D’enfant hyperactif et sportif – il jouait au hockey et au baseball – qui rêvait de conduire une moto et de travailler dans la construction, il a dû faire face à la dure réalité de ne plus pouvoir faire ce qu’il aimait ni réaliser ce qu’il voulait.
« C’est le cas de le dire : ça m’a coupé les deux jambes. C’est difficile de voir les autres quand toi, tu es en chaise roulante », dit-il.
Malaise
Il a aussi dû faire face à une autre réalité : le malaise des autres par rapport à sa différence.
« À l’époque, j’avais un cousin dont j’étais très proche et lorsque nous sortions au centre commercial, ce ne sont pas des jokes, les allées se vidaient, se souvient-il. Aussi, lorsque je me promenais sur le trottoir, le monde changeait de trottoir et, un coup que j’étais passé, les personnes retraversaient. Ça c’était courant. Ou bien, je lisais mon journal sur le talus devant chez moi, sur la rue Notre-Dame, et il y avait deux femmes, entre autres, qui traversaient soit de l’autre côté de la rue ou dans la rue quand elles arrivaient devant chez moi et retraversaient ensuite. »
Selon lui, ce genre de comportements « était quand même assez courant ».

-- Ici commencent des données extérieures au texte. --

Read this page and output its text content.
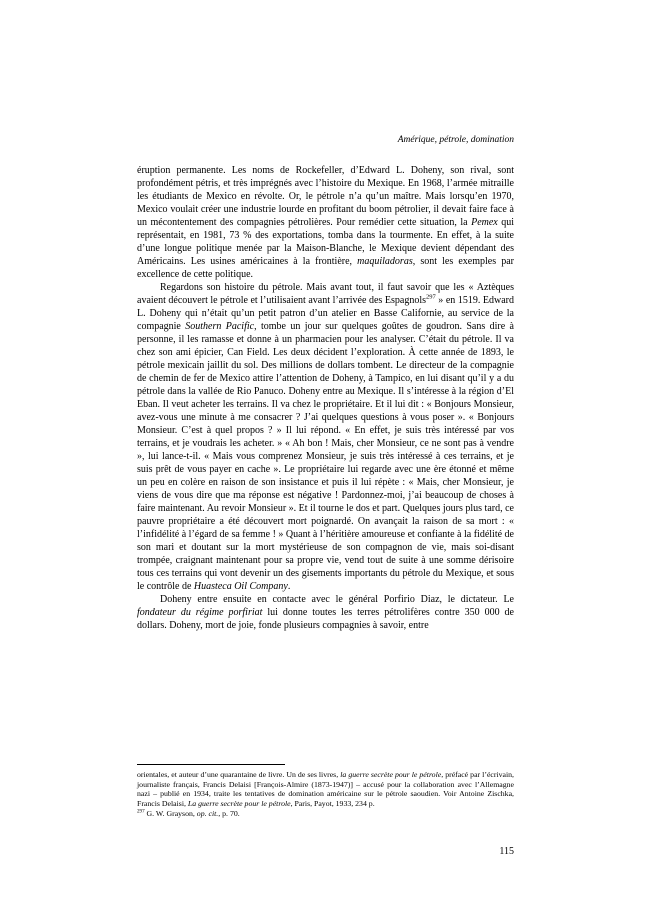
Amérique, pétrole, domination

éruption permanente. Les noms de Rockefeller, d’Edward L. Doheny, son rival, sont profondément pétris, et très imprégnés avec l’histoire du Mexique. En 1968, l’armée mitraille les étudiants de Mexico en révolte. Or, le pétrole n’a qu’un maître. Mais lorsqu’en 1970, Mexico voulait créer une industrie lourde en profitant du boom pétrolier, il devait faire face à un mécontentement des compagnies pétrolières. Pour remédier cette situation, la Pemex qui représentait, en 1981, 73 % des exportations, tomba dans la tourmente. En effet, à la suite d’une longue politique menée par la Maison-Blanche, le Mexique devient dépendant des Américains. Les usines américaines à la frontière, maquiladoras, sont les exemples par excellence de cette politique.

Regardons son histoire du pétrole. Mais avant tout, il faut savoir que les « Aztèques avaient découvert le pétrole et l’utilisaient avant l’arrivée des Espagnols$^{297}$ » en 1519. Edward L. Doheny qui n’était qu’un petit patron d’un atelier en Basse Californie, au service de la compagnie Southern Pacific, tombe un jour sur quelques goûtes de goudron. Sans dire à personne, il les ramasse et donne à un pharmacien pour les analyser. C’était du pétrole. Il va chez son ami épicier, Can Field. Les deux décident l’exploration. À cette année de 1893, le pétrole mexicain jaillit du sol. Des millions de dollars tombent. Le directeur de la compagnie de chemin de fer de Mexico attire l’attention de Doheny, à Tampico, en lui disant qu’il y a du pétrole dans la vallée de Rio Panuco. Doheny entre au Mexique. Il s’intéresse à la région d’El Eban. Il veut acheter les terrains. Il va chez le propriétaire. Et il lui dit : « Bonjours Monsieur, avez-vous une minute à me consacrer ? J’ai quelques questions à vous poser ». « Bonjours Monsieur. C’est à quel propos ? » Il lui répond. « En effet, je suis très intéressé par vos terrains, et je voudrais les acheter. » « Ah bon ! Mais, cher Monsieur, ce ne sont pas à vendre », lui lance-t-il. « Mais vous comprenez Monsieur, je suis très intéressé à ces terrains, et je suis prêt de vous payer en cache ». Le propriétaire lui regarde avec une ère étonné et même un peu en colère en raison de son insistance et puis il lui répète : « Mais, cher Monsieur, je viens de vous dire que ma réponse est négative ! Pardonnez-moi, j’ai beaucoup de choses à faire maintenant. Au revoir Monsieur ». Et il tourne le dos et part. Quelques jours plus tard, ce pauvre propriétaire a été découvert mort poignardé. On avançait la raison de sa mort : « l’infidélité à l’égard de sa femme ! » Quant à l’héritière amoureuse et confiante à la fidélité de son mari et doutant sur la mort mystérieuse de son compagnon de vie, mais soi-disant trompée, craignant maintenant pour sa propre vie, vend tout de suite à une somme dérisoire tous ces terrains qui vont devenir un des gisements importants du pétrole du Mexique, et sous le contrôle de Huasteca Oil Company.

Doheny entre ensuite en contacte avec le général Porfirio Diaz, le dictateur. Le fondateur du régime porfiriat lui donne toutes les terres pétrolifères contre 350 000 de dollars. Doheny, mort de joie, fonde plusieurs compagnies à savoir, entre

orientales, et auteur d’une quarantaine de livre. Un de ses livres, la guerre secrète pour le pétrole, préfacé par l’écrivain, journaliste français, Francis Delaisi [François-Almire (1873-1947)] – accusé pour la collaboration avec l’Allemagne nazi – publié en 1934, traite les tentatives de domination américaine sur le pétrole saoudien. Voir Antoine Zischka, Francis Delaisi, La guerre secrète pour le pétrole, Paris, Payot, 1933, 234 p.

$^{297}$ G. W. Grayson, op. cit., p. 70.

115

« Maintenant, ça a bien changé, poursuit-il. On ne voit plus ça. Aujourd’hui, je pense que c’est devenu banal ou peut-être que je ne le remarque plus. C’est, selon moi, passé du malaise à la curiosité. »
Pas adaptée
Faire face à ce genre de réactions était « difficile » pour Yves Laurin, mais, par chance, il ne s’est pas vraiment arrêté à elles parce que, dit-il, il avait « bien d’autres frustrations dans la vie ».
Par exemple, Yves Laurin a été confronté dès le début à une société pas du tout adaptée pour lui.
« Dans le temps, des places accessibles, il n’y en avait pas. Tout était compliqué. Maintenant, l’accessibilité est bien plus présente. J’ai vécu l’époque où il n’y avait pas de transport adapté. Quand j’allais chez le dentiste ou chez l’optométriste ou encore que j’avais à sortir, c’était mon frère qui mettait ma chaise dans son pick-up », se souvient-il.
Exclusion
Il a aussi vécu de l’exclusion.
« L’exclusion, c’est sûr qu’on la vit. Lorsque les démarches ont été faites pour que je retourne à l’école où j’étais, ils ne voulaient rien savoir de moi. Il n’était pas question qu’ils me prennent », raconte-t-il.
Même si quatre autres écoles étaient situées près de chez lui, aucune d’elles ne l’a accepté avec sa différence.
« Je me suis ramassé à Saint-Charles-Borromée parce que le directeur de cette école a accepté de me prendre. C’était vers 1973-74. », dit-il.
Pour se rendre à l’école, le chauffeur d’autobus devait le prendre dans ses bras, l’asseoir dans l’autobus et rentrer sa chaise. C’est d’ailleurs parce que le chauffeur a dû arrêter ces manœuvres qu’Yves Laurin a dû arrêter l’école.
Améliorations
Yves Laurin salue les améliorations réalisées au cours des années pour offrir le transport adapté aux personnes handicapées. Aussi, selon lui, les politiques mises en place et la sensibilité grandissante de la population pour une plus grande accessibilité permettent une meilleure inclusion des personnes handicapées dans la société. Or, il estime que beaucoup reste à faire.
« Le transport adapté c’est contraignant et ça ne laisse pas grande place à l’improvisation, remarque-t-il. C’est à améliorer parce que la mobilité, c’est important. Aussi, je suis allé chez le dentiste récemment et, c’est bien de valeur, mais il n’était pas adapté pour me recevoir. Il a dû arracher ma dent alors que j’étais dans ma chaise roulante. Je crois que les dentistes adaptés à faire face à quelqu’un comme moi, il n’y en a pas vraiment. »
Yves Laurin est en train de faire une démarche auprès de l’Ordre des dentistes du Québec pour s’assurer qu’au moins un dentiste dans la région puisse recevoir des personnes handicapées comme lui.
La Semaine des personnes handicapées se tient du 1er juin au 7 juin 2018.